February 2022 – BCCI News & Updates
Updates to BCCI Chaplaincy Certification
The Board of Chaplaincy Certification, Inc.® certification commission met December 7–8, 2021, for two three-hour sessions. At the request of the Anti-Racism Task Force of the Association of Professional Chaplains, our goal was to make our certification process more equitable and to promote quality chaplaincy care by working against dehumanization and injustice of every kind, especially anti-Black racism. Each commissioner brought at least one idea/proposal for a reform to our certification process. In the first session, we gathered forty ideas/proposals. By the second session, we narrowed in on nine reforms to seriously consider. After discussion, debate, and revisions, we came to a consensus on six concrete reforms. We want to share these six reforms with the APC Anti-Racism Task Force and the APC Board of Directors and—with their input/blessing—enact them as soon as possible.
- RUBRIC: We will develop and implement a rubric for all certification competencies. Rather than just a “met”/“not met” assessment on the basis of however a given committee interprets each competency, a rubric would spell out exactly what it takes to demonstrate each competency and would give a finer gradient of feedback to candidates. We believe that moving to a rubric is the highest-priority anti-racism reform we can make, to reduce subjectivity and therefore bias in the evaluation process. We are already drafting the rubric in collaboration with the National Association of Catholic Chaplains and Neshama: The Association of Jewish Chaplains (as a continuation of our partnership with the NACC on the Center for Health Organization Transformation study “Professional Health Care Chaplaincy Certification: Exploring Efficacy & Strategizing Future Directions”). But including it in this collection of anti-racism reforms marks our resolve to devote even more attention and resources to this work.
- PIC2: We will change Professional Identity & Conduct Competency number 2 from “Articulate ways in which one’s feelings, attitudes, values, and assumptions affect professional practice” to “Articulate ways in which one’s feelings, values, assumptions, culture, and social location affect professional practice.” Along with a rubric to support this addition, the revised competency asserts that a Board Certified Chaplain must account not only for their individual “stuff” but also for the ways in which larger, systemic influences affect the spiritual care they provide and/or how their particular social identity informs their spiritual care—a best practice of anti-racism and social justice work in general, to hold that everyone has particular social locations and culture, not just “ethnic” people or “minorities,” and to make visible/spoken what is invisible/unspoken (e.g., Whiteness).
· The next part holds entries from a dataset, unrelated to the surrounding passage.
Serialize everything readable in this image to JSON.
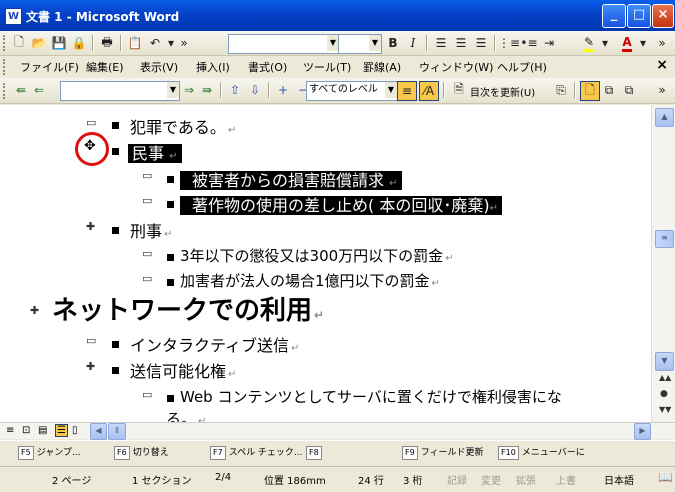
{
  "window": {
    "title": "文書 1 - Microsoft Word",
    "app_icon": "word-doc-icon"
  },
  "toolbar_standard": {
    "style_combo": "",
    "size_combo": "",
    "bold": "B",
    "italic": "I"
  },
  "menu": {
    "items": [
      "ファイル(F)",
      "編集(E)",
      "表示(V)",
      "挿入(I)",
      "書式(O)",
      "ツール(T)",
      "罫線(A)",
      "ウィンドウ(W)",
      "ヘルプ(H)"
    ],
    "close": "×"
  },
  "outline_toolbar": {
    "level_combo": "すべてのレベル",
    "update_toc": "目次を更新(U)"
  },
  "document": {
    "lines": [
      {
        "text": "犯罪である。"
      },
      {
        "text": "民事"
      },
      {
        "text": "被害者からの損害賠償請求"
      },
      {
        "text": "著作物の使用の差し止め( 本の回収･廃棄)"
      },
      {
        "text": "刑事"
      },
      {
        "text": "3年以下の懲役又は300万円以下の罰金"
      },
      {
        "text": "加害者が法人の場合1億円以下の罰金"
      },
      {
        "text": "ネットワークでの利用"
      },
      {
        "text": "インタラクティブ送信"
      },
      {
        "text": "送信可能化権"
      },
      {
        "text": "Web コンテンツとしてサーバに置くだけで権利侵害にな"
      },
      {
        "text": "る。"
      }
    ],
    "para_mark": "↵"
  },
  "function_keys": [
    {
      "key": "F5",
      "label": "ジャンプ..."
    },
    {
      "key": "F6",
      "label": "切り替え"
    },
    {
      "key": "F7",
      "label": "スペル チェック..."
    },
    {
      "key": "F8",
      "label": ""
    },
    {
      "key": "F9",
      "label": "フィールド更新"
    },
    {
      "key": "F10",
      "label": "メニューバーに"
    }
  ],
  "status": {
    "page": "2 ページ",
    "section": "1 セクション",
    "page_of": "2/4",
    "position": "位置 186mm",
    "line": "24 行",
    "column": "3 桁",
    "rec": "記録",
    "trk": "変更",
    "ext": "拡張",
    "ovr": "上書",
    "language": "日本語"
  }
}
- NEW OL COMPETENCY (AND RELATED EDUCATION): We will establish a BCCI task force charged with 1) developing a new, sixth Organizational Leadership Competency about power dynamics and systemic inequities and 2) making recommendations about additional education we need to offer members, candidates, and interviewers so that we can meet, assess, and live this new OL competency as well as the revised PIC2 competency (above).
- A SECOND CHOT STUDY: We will fund another round of the study CHOT conducted, with the goal of identifying any problem(s) in our certification process that we missed by not having a more racially, ethnically, and religiously representative sample of our membership population in the original CHOT study. The initial study included fifty participants, forty-six of whom were White and forty-four of whom were Christian. For this second round, we propose an equal, additional sample of fifty participants stratified so that the total sample of the first round and second round combined—one hundred participants—would more accurately reflect the diversity of our membership.
- CERTIFICATION-INTERVIEW OBSERVERS AND AUDITS: We will establish a BCCI task force to generate a policy for including external observers in at least some certification interviews and auditing some certain past certification interviews. (Criteria for which interviews to observe and which to audit—and/or whether to do so randomly—would be part of what this task force figures out.) Regular audits and external observers promote a culture of quality improvement and accountability (beyond relying on appeals), to identify, prevent, and maybe even remedy biased certification outcomes.
- RENEWED RECRUITMENT OF PEOPLE OF COLOR AS CERTIFICATION INTERVIEWERS: We have a disproportionately White pool of interviewers, which contributes to several dynamics of systemic racism in how we assemble certification committees (e.g., tokenism) and how candidates who are people of color experience our certification process (e.g., lack of representation). We will continue targeted, direct recruitment of BCCs who are people of color to serve on certification committees. We will put a new emphasis on recruiting newly certified chaplains to volunteer as interviewers. When someone declines, we will follow up with a brief question about what makes them decline, so that we might better identify systemic barriers and address them.